Quand ça bloque, allez jardiner (vos idées)
Ce que j'ai appris à faire à la place
Face à un problème qui résiste, deux réflexes nous piègent : forcer, ou décrocher dans le vide. Il existe une troisième voie. Quand un problème se bloque, on bascule délibérément vers une réserve d'observations et d'idées constituée jour après jour — un carnet où l'on dépose sans trier ce qu'on remarque, les intuitions, les fragments, les solutions entrevues. Ce simple geste fait trois choses à la fois : il évacue la tension du blocage, il laisse le problème mûrir en arrière-plan, et il offre à une observation venue d'ailleurs la chance de tout débloquer. Décrocher n'est plus une faute de volonté : c'est une manœuvre. Le mur devient un aiguillage.
Il y a un type de blocage que tout le monde connaît. On est sur un problème depuis une heure, ou trois. On a essayé les angles évidents, puis les moins évidents. Rien ne cède. Et pourtant on continue de pousser — parce qu'on est sérieux, parce qu'on n'aime pas lâcher, parce qu'on se dit que la solution est juste là, à un effort près. On relit la même ligne pour la dixième fois. L'irritation monte. Et quelque chose, confusément, nous souffle que chaque minute passée à forcer nous éloigne de la sortie au lieu de nous en rapprocher.
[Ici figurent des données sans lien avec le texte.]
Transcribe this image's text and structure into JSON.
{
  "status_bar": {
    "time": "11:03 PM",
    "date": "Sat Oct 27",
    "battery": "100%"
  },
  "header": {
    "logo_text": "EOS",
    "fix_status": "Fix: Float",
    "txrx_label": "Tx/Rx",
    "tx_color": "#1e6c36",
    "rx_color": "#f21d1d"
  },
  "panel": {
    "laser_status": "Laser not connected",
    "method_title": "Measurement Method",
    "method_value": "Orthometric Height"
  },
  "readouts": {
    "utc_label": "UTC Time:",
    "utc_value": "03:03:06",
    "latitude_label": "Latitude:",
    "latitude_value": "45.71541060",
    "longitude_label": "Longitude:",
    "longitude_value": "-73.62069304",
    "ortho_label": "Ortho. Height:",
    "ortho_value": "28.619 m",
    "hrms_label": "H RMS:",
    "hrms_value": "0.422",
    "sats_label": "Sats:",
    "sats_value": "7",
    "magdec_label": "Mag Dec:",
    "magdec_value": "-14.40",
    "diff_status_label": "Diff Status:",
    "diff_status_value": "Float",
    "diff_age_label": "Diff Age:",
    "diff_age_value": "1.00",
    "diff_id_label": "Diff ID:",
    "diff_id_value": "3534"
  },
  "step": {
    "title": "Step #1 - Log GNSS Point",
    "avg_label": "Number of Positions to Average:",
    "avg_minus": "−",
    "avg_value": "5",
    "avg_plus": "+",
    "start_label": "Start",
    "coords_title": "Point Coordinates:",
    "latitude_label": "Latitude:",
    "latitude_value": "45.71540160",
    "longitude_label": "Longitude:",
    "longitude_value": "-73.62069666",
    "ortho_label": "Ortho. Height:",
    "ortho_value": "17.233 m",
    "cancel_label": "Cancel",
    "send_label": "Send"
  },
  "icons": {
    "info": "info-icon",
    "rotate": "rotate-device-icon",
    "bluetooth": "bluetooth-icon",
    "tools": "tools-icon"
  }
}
Ce sentiment a raison. Mais la plupart du temps, on ne l'écoute pas.
Et encore, je ne parle là que du blocage franc — le mur qui vous arrête net. C'est le cas le plus spectaculaire, mais de loin le plus rare. Le plus fréquent est bien plus sournois : le problème qui ne se bloque pas mais qui s'enlise. Celui qui patine, tourne en rond, s'endort. On avance encore, mais à vide ; on produit, mais ça ne mène nulle part. Et là, aucun mur ne vient crier « stop » : rien ne vous force à lever le pied, alors vous continuez d'y verser du temps et de l'énergie sans même déclencher l'alarme. C'est pour ça que la stagnation est plus dangereuse que le blocage : le blocage, au moins, a l'honnêteté de vous arrêter. Le tout est d'apprendre à repérer le patinage — car la vraie question n'est pas seulement « suis-je bloqué ? », mais « est-ce que j'avance vraiment, ou est-ce que je m'agite ? ». Bloqué ou enlisé, la réponse est la même.
Les deux mauvais réflexes
Devant un problème qui coince — qu'il bute sur un mur franc ou qu'il s'enlise doucement —, on a le choix entre deux réactions, et elles sont toutes les deux mauvaises.
La première, c'est forcer. Pousser plus fort, plus longtemps, remettre une pièce dans la machine. C'est le réflexe des gens disciplinés — et c'est un piège, parce que la discipline ne sert à rien contre un verrou qui ne dépend pas de l'effort. On peut s'acharner toute la nuit sur une porte fermée à clé : ce n'est pas de la volonté qu'il manque, c'est la clé. À un certain point, l'effort supplémentaire ne produit plus de résultat, seulement de la fatigue, de l'entêtement, et un jugement de plus en plus dégradé à mesure que l'irritation brouille la lucidité.
La seconde, c'est décrocher dans le vide. Lâcher, oui, mais vers rien : le téléphone, le frigo, le fil d'actualité. On appelle ça « faire une pause », mais c'est souvent une fuite déguisée. On sort du problème sans que rien ne travaille à sa place, on perd l'élan, et bien souvent on ne revient jamais vraiment — la pause s'étire, la culpabilité s'installe, et le problème est toujours là, intact, une heure plus tard.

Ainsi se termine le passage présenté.